CPTPP: Vietnam to feel pressure on labour quality

24-Apr-2018 Intellasia | Vietnamnet | 6:00 AM Print This Post

Labour costs in Vietnam are expected to be higher after commitments in the CPTPP (the Comprehensive and Progressive Agreement for Trans-Pacific Partnership) trade agreement are implemented, experts say.

Nguyen Thi Thu Trang, director of the WTO centre under the Vietnam Chamber of Commerce and Industry (VCCI), said that all the provisions in the TPP related to labour are also found in CPTPP.

With CPTPP, Vietnam will have to carry out two groups of commitments on workers’ rights and working conditions, as well as observe the principles in the ILO (International Labour Organisation) Declaration on Fundamental Principles and Rights at Work.

Vietnam will not face many challenges in implementing labour commitments stipulated in Chapter 19 of the agreement as the commitments are not as strict as requested by the US in the TPP.

However, the pressure will be hard for Vietnam to carry out commitments in bilateral agreements between Vietnam and other CPTPP members.

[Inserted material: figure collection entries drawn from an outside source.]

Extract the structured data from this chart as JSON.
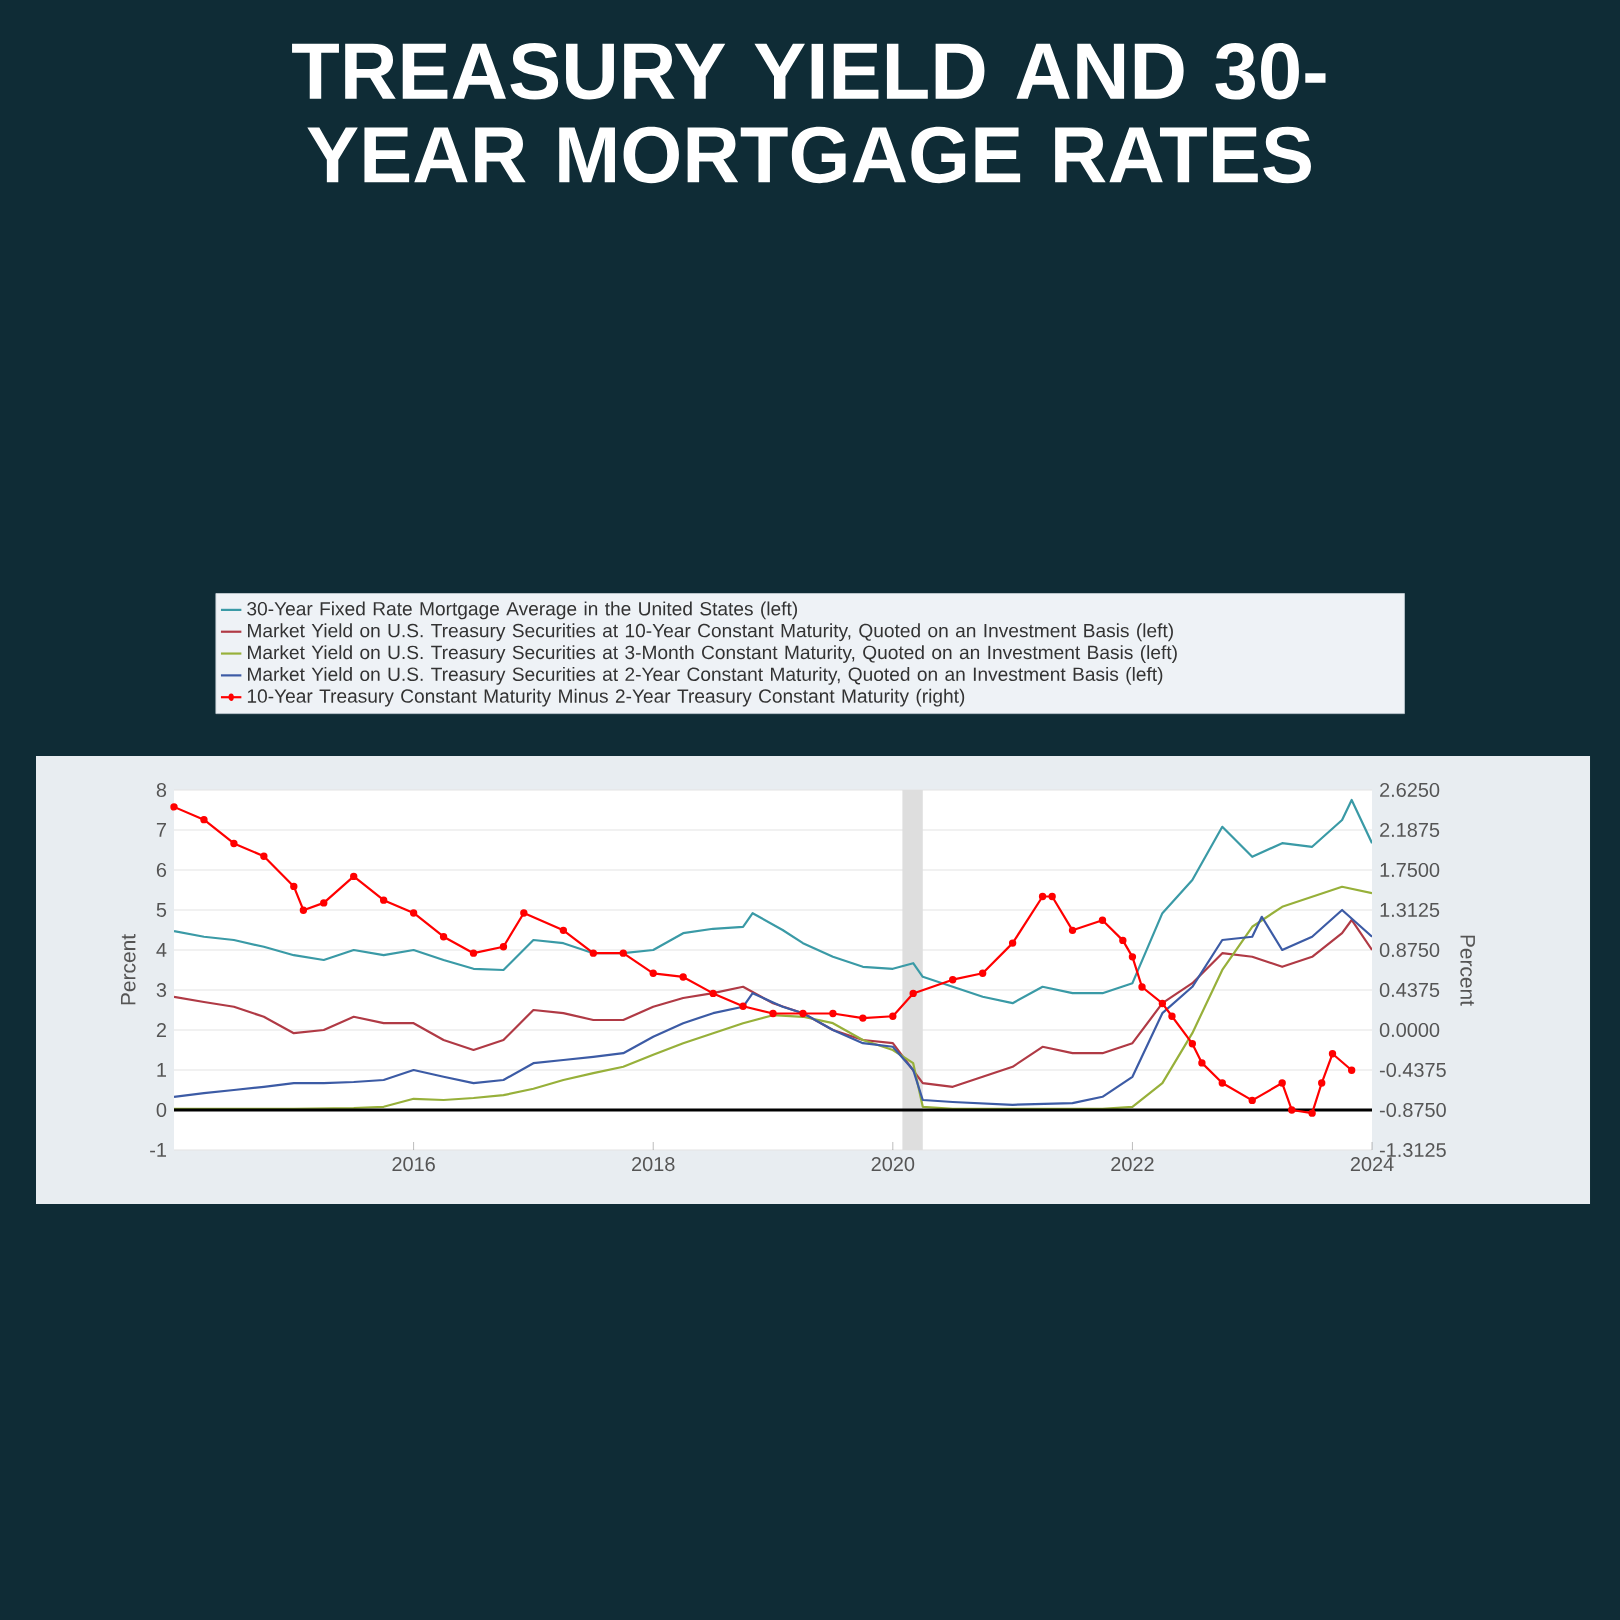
{
  "chart_data": {
    "type": "line",
    "title": "TREASURY YIELD AND 30-YEAR MORTGAGE RATES",
    "ylabel": "Percent",
    "y2label": "Percent",
    "xlim": [
      "2014-01",
      "2024-01"
    ],
    "xticks": [
      {
        "value": "2016-01",
        "label": "2016"
      },
      {
        "value": "2018-01",
        "label": "2018"
      },
      {
        "value": "2020-01",
        "label": "2020"
      },
      {
        "value": "2022-01",
        "label": "2022"
      },
      {
        "value": "2024-01",
        "label": "2024"
      }
    ],
    "ylim": [
      -1,
      8
    ],
    "yticks": [
      -1,
      0,
      1,
      2,
      3,
      4,
      5,
      6,
      7,
      8
    ],
    "y2lim": [
      -1.3125,
      2.625
    ],
    "y2ticks": [
      {
        "value": -1.3125,
        "label": "-1.3125"
      },
      {
        "value": -0.875,
        "label": "-0.8750"
      },
      {
        "value": -0.4375,
        "label": "-0.4375"
      },
      {
        "value": 0,
        "label": "0.0000"
      },
      {
        "value": 0.4375,
        "label": "0.4375"
      },
      {
        "value": 0.875,
        "label": "0.8750"
      },
      {
        "value": 1.3125,
        "label": "1.3125"
      },
      {
        "value": 1.75,
        "label": "1.7500"
      },
      {
        "value": 2.1875,
        "label": "2.1875"
      },
      {
        "value": 2.625,
        "label": "2.6250"
      }
    ],
    "grid": "y",
    "legend": "top",
    "bands": [
      {
        "axis": "x",
        "from": "2020-02",
        "to": "2020-04",
        "color": "#dedede"
      }
    ],
    "ref_lines": [
      {
        "axis": "y",
        "value": 0,
        "color": "#000000"
      }
    ],
    "series": [
      {
        "name": "30-Year Fixed Rate Mortgage Average in the United States (left)",
        "color": "#3a9aa6",
        "x": [
          "2014-01",
          "2014-04",
          "2014-07",
          "2014-10",
          "2015-01",
          "2015-04",
          "2015-07",
          "2015-10",
          "2016-01",
          "2016-04",
          "2016-07",
          "2016-10",
          "2017-01",
          "2017-04",
          "2017-07",
          "2017-10",
          "2018-01",
          "2018-04",
          "2018-07",
          "2018-10",
          "2018-11",
          "2019-02",
          "2019-04",
          "2019-07",
          "2019-10",
          "2020-01",
          "2020-03",
          "2020-04",
          "2020-07",
          "2020-10",
          "2021-01",
          "2021-04",
          "2021-07",
          "2021-10",
          "2022-01",
          "2022-04",
          "2022-07",
          "2022-10",
          "2023-01",
          "2023-04",
          "2023-07",
          "2023-10",
          "2023-11",
          "2024-01"
        ],
        "values": [
          4.47,
          4.33,
          4.25,
          4.08,
          3.87,
          3.75,
          4.0,
          3.87,
          4.0,
          3.75,
          3.53,
          3.5,
          4.25,
          4.17,
          3.92,
          3.92,
          4.0,
          4.42,
          4.53,
          4.58,
          4.92,
          4.5,
          4.17,
          3.83,
          3.58,
          3.53,
          3.67,
          3.33,
          3.08,
          2.83,
          2.67,
          3.08,
          2.92,
          2.92,
          3.17,
          4.92,
          5.75,
          7.08,
          6.33,
          6.67,
          6.58,
          7.25,
          7.75,
          6.67
        ]
      },
      {
        "name": "Market Yield on U.S. Treasury Securities at 10-Year Constant Maturity, Quoted on an Investment Basis (left)",
        "color": "#b03a45",
        "x": [
          "2014-01",
          "2014-04",
          "2014-07",
          "2014-10",
          "2015-01",
          "2015-04",
          "2015-07",
          "2015-10",
          "2016-01",
          "2016-04",
          "2016-07",
          "2016-10",
          "2017-01",
          "2017-04",
          "2017-07",
          "2017-10",
          "2018-01",
          "2018-04",
          "2018-07",
          "2018-10",
          "2019-01",
          "2019-04",
          "2019-07",
          "2019-10",
          "2020-01",
          "2020-04",
          "2020-07",
          "2020-10",
          "2021-01",
          "2021-04",
          "2021-07",
          "2021-10",
          "2022-01",
          "2022-04",
          "2022-07",
          "2022-10",
          "2023-01",
          "2023-04",
          "2023-07",
          "2023-10",
          "2023-11",
          "2024-01"
        ],
        "values": [
          2.83,
          2.7,
          2.58,
          2.33,
          1.92,
          2.0,
          2.33,
          2.17,
          2.17,
          1.75,
          1.5,
          1.75,
          2.5,
          2.42,
          2.25,
          2.25,
          2.58,
          2.8,
          2.92,
          3.08,
          2.67,
          2.42,
          2.0,
          1.75,
          1.67,
          0.67,
          0.58,
          0.83,
          1.08,
          1.58,
          1.42,
          1.42,
          1.67,
          2.67,
          3.17,
          3.92,
          3.83,
          3.58,
          3.83,
          4.42,
          4.75,
          4.0
        ]
      },
      {
        "name": "Market Yield on U.S. Treasury Securities at 3-Month Constant Maturity, Quoted on an Investment Basis (left)",
        "color": "#97b03a",
        "x": [
          "2014-01",
          "2014-07",
          "2015-01",
          "2015-07",
          "2015-10",
          "2016-01",
          "2016-04",
          "2016-07",
          "2016-10",
          "2017-01",
          "2017-04",
          "2017-07",
          "2017-10",
          "2018-01",
          "2018-04",
          "2018-07",
          "2018-10",
          "2019-01",
          "2019-04",
          "2019-07",
          "2019-10",
          "2020-01",
          "2020-03",
          "2020-04",
          "2020-07",
          "2021-01",
          "2021-07",
          "2021-10",
          "2022-01",
          "2022-04",
          "2022-07",
          "2022-10",
          "2023-01",
          "2023-04",
          "2023-07",
          "2023-10",
          "2024-01"
        ],
        "values": [
          0.03,
          0.03,
          0.03,
          0.05,
          0.08,
          0.28,
          0.25,
          0.3,
          0.37,
          0.53,
          0.75,
          0.92,
          1.08,
          1.38,
          1.67,
          1.92,
          2.17,
          2.37,
          2.33,
          2.17,
          1.75,
          1.5,
          1.17,
          0.08,
          0.03,
          0.03,
          0.03,
          0.03,
          0.08,
          0.67,
          1.92,
          3.5,
          4.58,
          5.08,
          5.33,
          5.58,
          5.42
        ]
      },
      {
        "name": "Market Yield on U.S. Treasury Securities at 2-Year Constant Maturity, Quoted on an Investment Basis (left)",
        "color": "#3c5ba5",
        "x": [
          "2014-01",
          "2014-04",
          "2014-07",
          "2014-10",
          "2015-01",
          "2015-04",
          "2015-07",
          "2015-10",
          "2016-01",
          "2016-04",
          "2016-07",
          "2016-10",
          "2017-01",
          "2017-04",
          "2017-07",
          "2017-10",
          "2018-01",
          "2018-04",
          "2018-07",
          "2018-10",
          "2018-11",
          "2019-02",
          "2019-04",
          "2019-07",
          "2019-10",
          "2020-01",
          "2020-03",
          "2020-04",
          "2020-07",
          "2021-01",
          "2021-07",
          "2021-10",
          "2022-01",
          "2022-04",
          "2022-07",
          "2022-10",
          "2023-01",
          "2023-02",
          "2023-04",
          "2023-07",
          "2023-10",
          "2024-01"
        ],
        "values": [
          0.33,
          0.42,
          0.5,
          0.58,
          0.67,
          0.67,
          0.7,
          0.75,
          1.0,
          0.83,
          0.67,
          0.75,
          1.17,
          1.25,
          1.33,
          1.42,
          1.83,
          2.17,
          2.42,
          2.58,
          2.92,
          2.58,
          2.42,
          2.0,
          1.67,
          1.58,
          1.0,
          0.25,
          0.2,
          0.13,
          0.17,
          0.33,
          0.83,
          2.42,
          3.08,
          4.25,
          4.33,
          4.83,
          4.0,
          4.33,
          5.0,
          4.33
        ]
      },
      {
        "name": "10-Year Treasury Constant Maturity Minus 2-Year Treasury Constant Maturity (right)",
        "color": "#ff0000",
        "axis": "y2",
        "marker": "circle",
        "x": [
          "2014-01",
          "2014-04",
          "2014-07",
          "2014-10",
          "2015-01",
          "2015-02",
          "2015-04",
          "2015-07",
          "2015-10",
          "2016-01",
          "2016-04",
          "2016-07",
          "2016-10",
          "2016-12",
          "2017-04",
          "2017-07",
          "2017-10",
          "2018-01",
          "2018-04",
          "2018-07",
          "2018-10",
          "2019-01",
          "2019-04",
          "2019-07",
          "2019-10",
          "2020-01",
          "2020-03",
          "2020-07",
          "2020-10",
          "2021-01",
          "2021-04",
          "2021-05",
          "2021-07",
          "2021-10",
          "2021-12",
          "2022-01",
          "2022-02",
          "2022-04",
          "2022-05",
          "2022-07",
          "2022-08",
          "2022-10",
          "2023-01",
          "2023-04",
          "2023-05",
          "2023-07",
          "2023-08",
          "2023-09",
          "2023-11"
        ],
        "values": [
          2.44,
          2.3,
          2.04,
          1.9,
          1.57,
          1.31,
          1.39,
          1.68,
          1.42,
          1.28,
          1.02,
          0.84,
          0.91,
          1.28,
          1.09,
          0.84,
          0.84,
          0.62,
          0.58,
          0.4,
          0.26,
          0.18,
          0.18,
          0.18,
          0.13,
          0.15,
          0.4,
          0.55,
          0.62,
          0.95,
          1.46,
          1.46,
          1.09,
          1.2,
          0.98,
          0.8,
          0.47,
          0.29,
          0.15,
          -0.15,
          -0.36,
          -0.58,
          -0.77,
          -0.58,
          -0.875,
          -0.91,
          -0.58,
          -0.26,
          -0.44
        ]
      }
    ]
  }
}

One of Trang’s concerns is that VCCI still has not accessed the bilateral letter between Vietnam and Mexico to analyse Vietnam’s commitments in terms of labour.

During negotiations with Vietnam, Mexico set very high requirements, which are believed to be even higher than those set by the US in TPP (Trans-Pacific Partnership).

Trang, while admitting that it is still impossible to quantify all the possible effects of CPTPP’s commitments on the Vietnamese labour market, said that labour costs will be higher in the future.

What will Vietnam need to do?

CPTPP is expected to bring big benefits to enterprises. However, business will not be effective if they have poor corporate governance.

Stephan Ulrich from ILO said Vietnam is on the same par with Kenya and Nigeria in enterprise management, lagging far behind other countries such as Japan and the Republic of Korea.

Advising Vietnam to make preparations for the new CPTPP period, Ulrich said Vietnam needs to expand training, universalise education, and encourage students to study science, technology, and math to obtain better jobs with higher pay in the future.

Education and startups b oth need ‘reform’. The connection between private and state-run education sectors plays an important role, serving as the impetus for the private sector to speed up reform in the state-run sector.

According to Le Kim Dung from MOLISA (the Ministry of Labour, War Invalids and Social Affairs), the number of workers with bachelor’s degree in the third quarter of 2017 increased by 4.51 percent compared with the second quarter to 237,000.